Woodling: Trip’s value hard to measure

Canada junket was, at very least, solid showcase for KU basketball newcomers

While the rest of us were bidding adieu to summer by grilling burgers and hot dogs, sloshing down potato salad and baked beans and last-gasping in the pool, Bill Self and the boys were in Canada shooting hoops.

This is not your average way of spending the Labor Day weekend, obviously. Basketball isn’t a September sport, even if the WNBA still is playing.

Nevertheless, if the NCAA allows it, you do it because when the other geese are flying in formation you had better be a gander, not a passenger pigeon.

So, then, what did the Kansas University men’s basketball gain from its trip to Vancouver — other than avoiding the heartburn that afflicted the rest of us at work Tuesday?

Probably not that much, really. Not when you consider the Jayhawks can’t practice together again until Oct. 15.

Few remember, for example, that the KU women’s team made a similar foreign junket during Labor Day break 2003. Coach Marian Washington took her players to Mexico, where, like the men in Canada, they outmanned four teams far below their NCAA Division One status.
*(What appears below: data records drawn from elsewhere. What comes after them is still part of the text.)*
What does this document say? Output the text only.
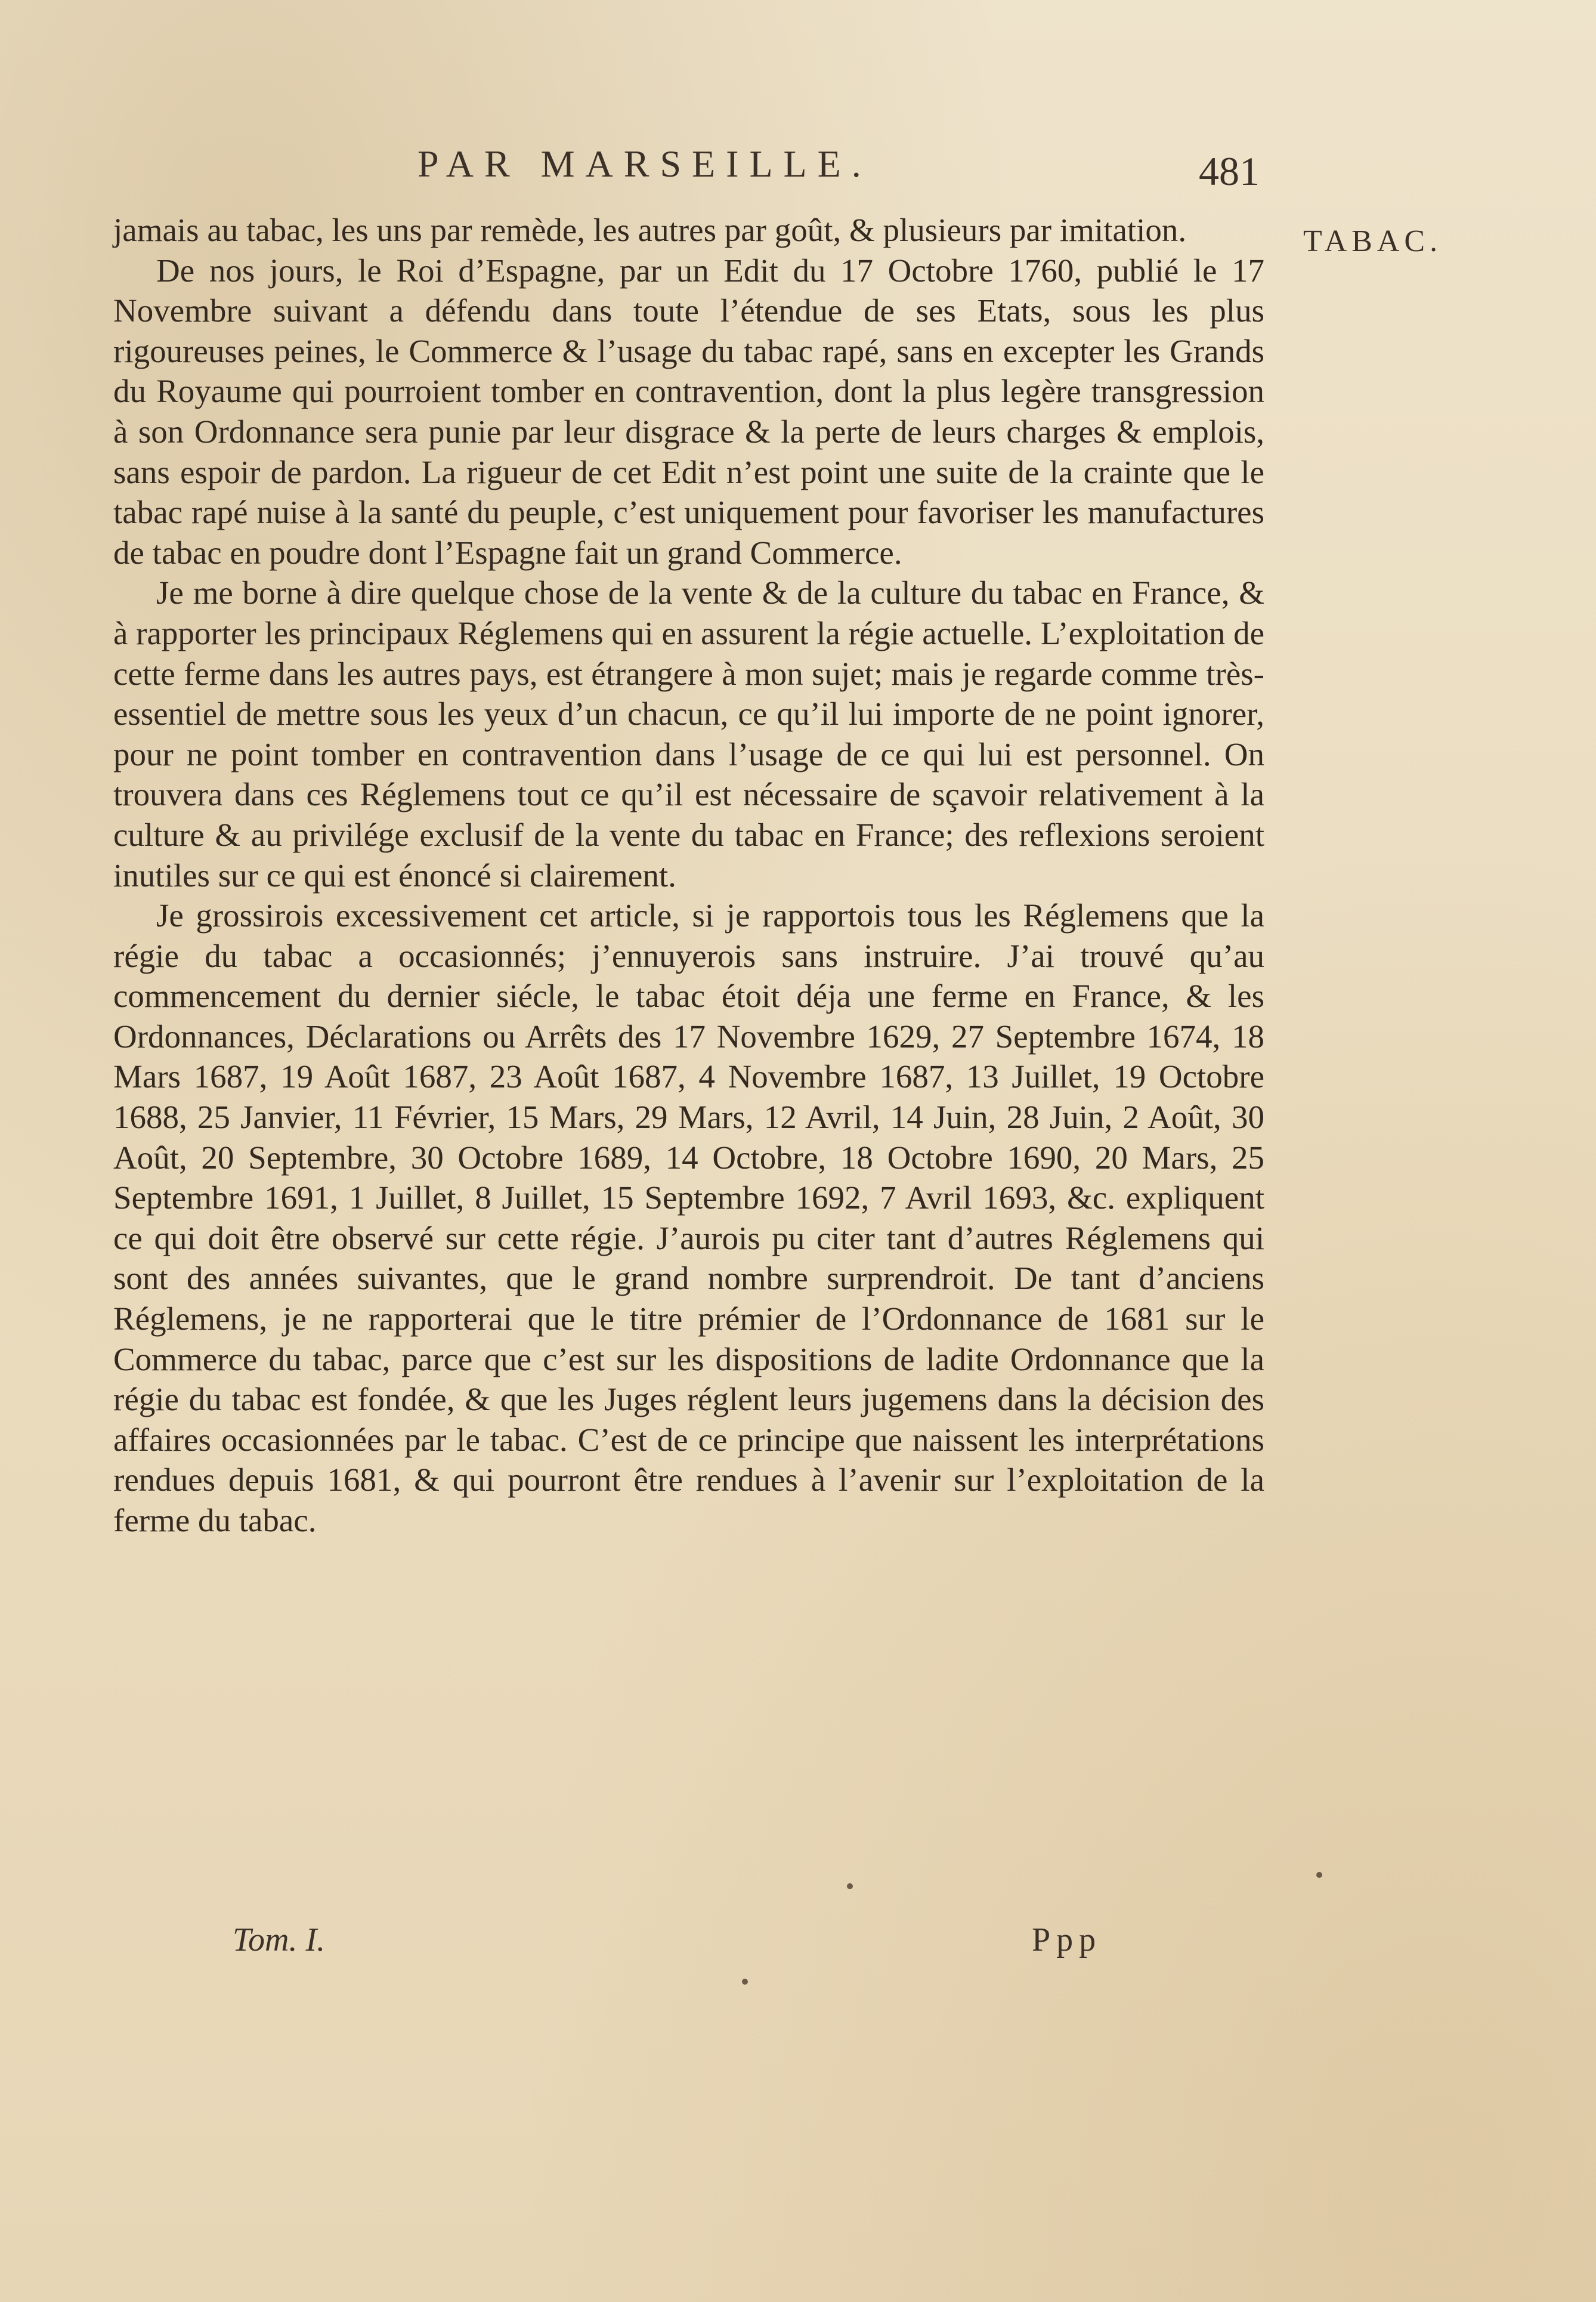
PAR MARSEILLE.	481
TABAC.

jamais au tabac, les uns par remède, les autres par goût, & plusieurs par imitation.

De nos jours, le Roi d’Espagne, par un Edit du 17 Octobre 1760, publié le 17 Novembre suivant a défendu dans toute l’étendue de ses Etats, sous les plus rigoureuses peines, le Commerce & l’usage du tabac rapé, sans en excepter les Grands du Royaume qui pourroient tomber en contravention, dont la plus legère transgression à son Ordonnance sera punie par leur disgrace & la perte de leurs charges & emplois, sans espoir de pardon. La rigueur de cet Edit n’est point une suite de la crainte que le tabac rapé nuise à la santé du peuple, c’est uniquement pour favoriser les manufactures de tabac en poudre dont l’Espagne fait un grand Commerce.

Je me borne à dire quelque chose de la vente & de la culture du tabac en France, & à rapporter les principaux Réglemens qui en assurent la régie actuelle. L’exploitation de cette ferme dans les autres pays, est étrangere à mon sujet; mais je regarde comme très-essentiel de mettre sous les yeux d’un chacun, ce qu’il lui importe de ne point ignorer, pour ne point tomber en contravention dans l’usage de ce qui lui est personnel. On trouvera dans ces Réglemens tout ce qu’il est nécessaire de sçavoir relativement à la culture & au privilége exclusif de la vente du tabac en France; des reflexions seroient inutiles sur ce qui est énoncé si clairement.

Je grossirois excessivement cet article, si je rapportois tous les Réglemens que la régie du tabac a occasionnés; j’ennuyerois sans instruire. J’ai trouvé qu’au commencement du dernier siécle, le tabac étoit déja une ferme en France, & les Ordonnances, Déclarations ou Arrêts des 17 Novembre 1629, 27 Septembre 1674, 18 Mars 1687, 19 Août 1687, 23 Août 1687, 4 Novembre 1687, 13 Juillet, 19 Octobre 1688, 25 Janvier, 11 Février, 15 Mars, 29 Mars, 12 Avril, 14 Juin, 28 Juin, 2 Août, 30 Août, 20 Septembre, 30 Octobre 1689, 14 Octobre, 18 Octobre 1690, 20 Mars, 25 Septembre 1691, 1 Juillet, 8 Juillet, 15 Septembre 1692, 7 Avril 1693, &c. expliquent ce qui doit être observé sur cette régie. J’aurois pu citer tant d’autres Réglemens qui sont des années suivantes, que le grand nombre surprendroit. De tant d’anciens Réglemens, je ne rapporterai que le titre prémier de l’Ordonnance de 1681 sur le Commerce du tabac, parce que c’est sur les dispositions de ladite Ordonnance que la régie du tabac est fondée, & que les Juges réglent leurs jugemens dans la décision des affaires occasionnées par le tabac. C’est de ce principe que naissent les interprétations rendues depuis 1681, & qui pourront être rendues à l’avenir sur l’exploitation de la ferme du tabac.

Tom. I.	Ppp
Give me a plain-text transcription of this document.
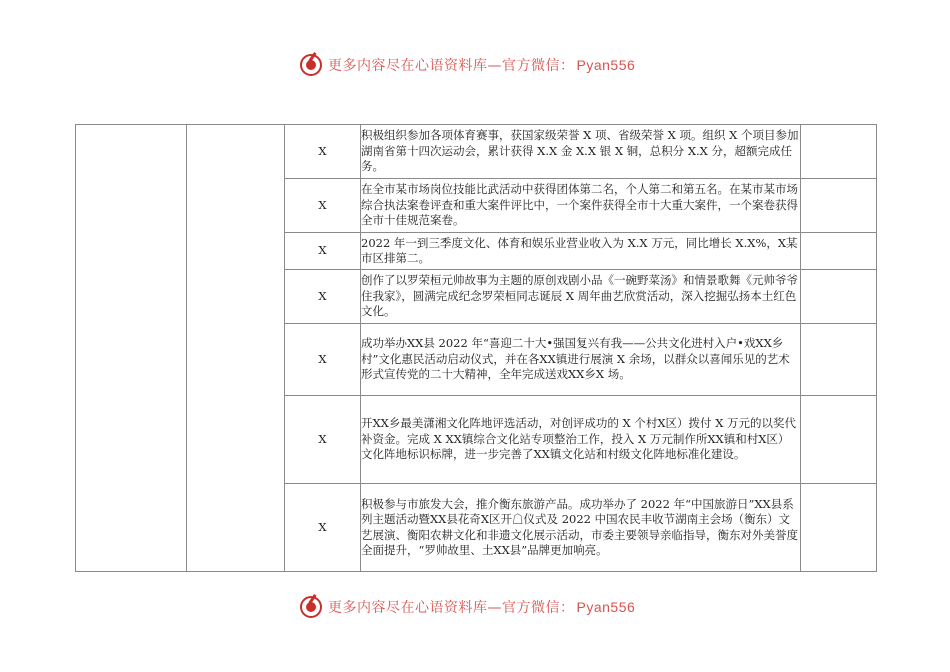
更多内容尽在心语资料库—官方微信： Pyan556
		X	积极组织参加各项体育赛事，获国家级荣誉 X 项、省级荣誉 X 项。组织 X 个项目参加湖南省第十四次运动会，累计获得 X.X 金 X.X 银 X 铜，总积分 X.X 分，超额完成任务。	
		X	在全市某市场岗位技能比武活动中获得团体第二名，个人第二和第五名。在某市某市场综合执法案卷评查和重大案件评比中，一个案件获得全市十大重大案件，一个案卷获得全市十佳规范案卷。	
		X	2022 年一到三季度文化、体育和娱乐业营业收入为 X.X 万元，同比增长 X.X%，X某市区排第二。	
		X	创作了以罗荣桓元帅故事为主题的原创戏剧小品《一碗野菜汤》和情景歌舞《元帅爷爷住我家》，圆满完成纪念罗荣桓同志诞辰 X 周年曲艺欣赏活动，深入挖掘弘扬本土红色文化。	
		X	成功举办XX县 2022 年“喜迎二十大•强国复兴有我——公共文化进村入户•戏XX乡村”文化惠民活动启动仪式，并在各XX镇进行展演 X 余场，以群众以喜闻乐见的艺术形式宣传党的二十大精神，全年完成送戏XX乡X 场。	
		X	开XX乡最美潇湘文化阵地评选活动，对创评成功的 X 个村X区）拨付 X 万元的以奖代补资金。完成 X XX镇综合文化站专项整治工作，投入 X 万元制作所XX镇和村X区）文化阵地标识标牌，进一步完善了XX镇文化站和村级文化阵地标准化建设。	
		X	积极参与市旅发大会，推介衡东旅游产品。成功举办了 2022 年“中国旅游日”XX县系列主题活动暨XX县花奇X区开☖仪式及 2022 中国农民丰收节湖南主会场（衡东）文艺展演、衡阳农耕文化和非遗文化展示活动，市委主要领导亲临指导，衡东对外美誉度全面提升，“罗帅故里、土XX县”品牌更加响亮。	
更多内容尽在心语资料库—官方微信： Pyan556
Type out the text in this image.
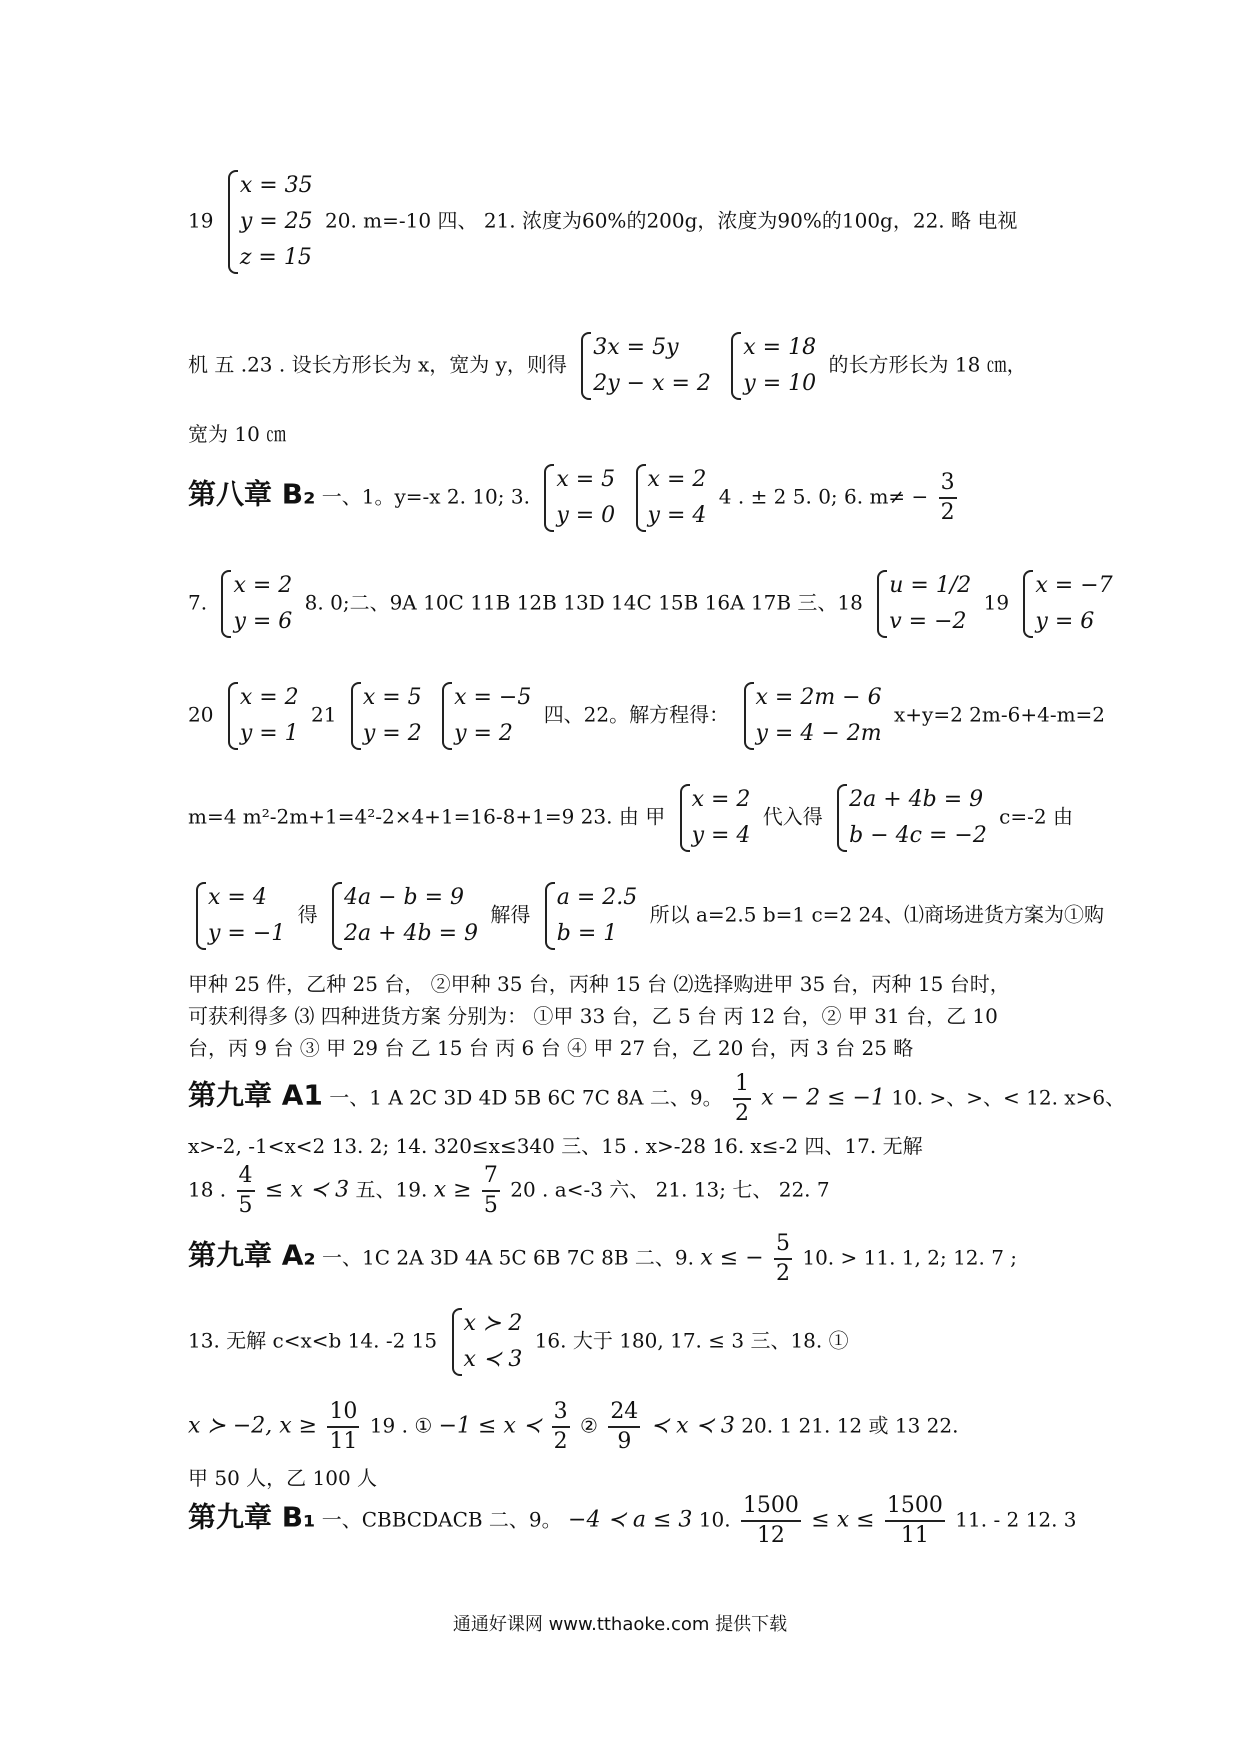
19
x = 35
y = 25
z = 15
20. m=-10 四、 21. 浓度为60%的200g，浓度为90%的100g，22. 略 电视
机 五 .23 . 设长方形长为 x，宽为 y，则得
3x = 5y
2y − x = 2

x = 18
y = 10
的长方形长为 18 ㎝，
宽为 10 ㎝
第八章 B₂ 一、1。y=-x 2. 10; 3.
x = 5
y = 0

x = 2
y = 4
4 . ± 2 5. 0; 6. $m\ne - \frac{3}{2}$
7.
x = 2
y = 6
8. 0;二、9A 10C 11B 12B 13D 14C 15B 16A 17B 三、18
u = 1/2
v = −2
19
x = −7
y = 6
20
x = 2
y = 1
21
x = 5
y = 2

x = −5
y = 2
四、22。解方程得：
x = 2m − 6
y = 4 − 2m
x+y=2 2m-6+4-m=2
m=4 m²-2m+1=4²-2×4+1=16-8+1=9 23. 由 甲
x = 2
y = 4
代入得
2a + 4b = 9
b − 4c = −2
c=-2 由
x = 4
y = −1
得
4a − b = 9
2a + 4b = 9
解得
a = 2.5
b = 1
所以 a=2.5 b=1 c=2 24、⑴商场进货方案为①购
甲种 25 件，乙种 25 台， ②甲种 35 台，丙种 15 台 ⑵选择购进甲 35 台，丙种 15 台时，
可获利得多 ⑶ 四种进货方案 分别为： ①甲 33 台，乙 5 台 丙 12 台，② 甲 31 台，乙 10
台，丙 9 台 ③ 甲 29 台 乙 15 台 丙 6 台 ④ 甲 27 台，乙 20 台，丙 3 台 25 略
第九章 A1 一、1 A 2C 3D 4D 5B 6C 7C 8A 二、9。 $\frac{1}{2}$ x − 2 ≤ −1 10. >、>、< 12. x>6、
x>-2, -1<x<2 13. 2; 14. 320≤x≤340 三、15 . x>-28 16. x≤-2 四、17. 无解
18 . $\frac{4}{5} \le x$ ≺ 3 五、19. $x \ge \frac{7}{5} 20$ . a<-3 六、 21. 13; 七、 22. 7
第九章 A₂ 一、1C 2A 3D 4A 5C 6B 7C 8B 二、9. x ≤ − $\frac{5}{2} 10$. > 11. 1, 2; 12. 7 ;
13. 无解 c<x<b 14. -2 15
x ≻ 2
x ≺ 3
16. 大于 180, 17. ≤ 3 三、18. ①
x ≻ −2, $x \ge \frac{10}{11} 19$ . ① −1 ≤ x ≺ $\frac{3}{2}$ ② $\frac{24}{9}$ ≺ x ≺ 3 20. 1 21. 12 或 13 22.
甲 50 人，乙 100 人
第九章 B₁ 一、CBBCDACB 二、9。 −4 ≺ a ≤ 3 10. $\frac{1500}{12} \le x \le \frac{1500}{11} 11$. - 2 12. 3
通通好课网 www.tthaoke.com 提供下载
What good did the Mexico trip do for the KU women? Very little, if you consider Washington’s team finished with a 9-19 record, including 2-14 in the Big 12 Conference. Then again, would they have posted an even worse record if they hadn’t journeyed south of the border? We’ll never know.

Not that anyone is expecting the KU men’s team to struggle next season, not with four returning starters and four four-year players on the roster. You don’t win in basketball with four of anything, however.

Basically, then, the swing to British Columbia was a showcase for the newcomers. We know what Wayne Simien can do, and he darned sure reinforced his reputation against the Canucks. We know what Keith Langford, Aaron Miles, Michael Lee and J.R. Giddens can do, as well.

But we didn’t know about freshmen Sasha Kaun, Darnell Jackson, Russell Robinson, Alex Galindo and C.J. Giles.

Only one starting position is available, and it almost assuredly will go to either Jackson, Kaun or Giles. Based on how the three played north of the border, Giles may be the front-runner based on his athleticism.

“C.J. and Darnell were the most consistent,” Self said in a post-trip assessment, “but when Sasha plays well he’s really good. What we need is for two of the three to play well at the same time.”

Pressing need No. 2 is a formidable three-point threat off the bench. Say hello to Alex Galindo, who started slow but caught fire. The slender 6-foot-6 Galindo made only two of his first 11 three-pointers, then drilled four of his last seven.

“The guy can score,” Self said.

Third on the priority list is a backcourt reserve capable of spelling Miles at point guard. Robinson didn’t shoot all that well — 14-of-33 from the field; four-of-13 from three-point range — but the 6-1 guard had 18 assists — just two fewer than Miles — and shared the team-high in steals with Jackson. Each had eight thefts.

Of the five freshmen, Self calls Robinson “the most advanced. He knows how to play the game.”

Galindo and Giles — the two frosh who showed the most flash — are on the Kansas roster only because Omar Wilkes and David Padgett left the KU program and only because the coaches of the schools Galindo and Giles originally signed with departed those schools — Galindo at Texas-El Paso and Giles at Miami of Florida.

Galindo, in fact, didn’t receive a complete release from his UTEP letter of intent until early July. Giles had received his release earlier in the summer.

All in all, the trip to Canada just whetted our appetites. It’s easy to become euphoric after four lopsided victories, but from all indications the Jayhawks will be better in 2004-2005 because they will be deeper.

“I think,” Self said, “we addressed a lot of our needs.”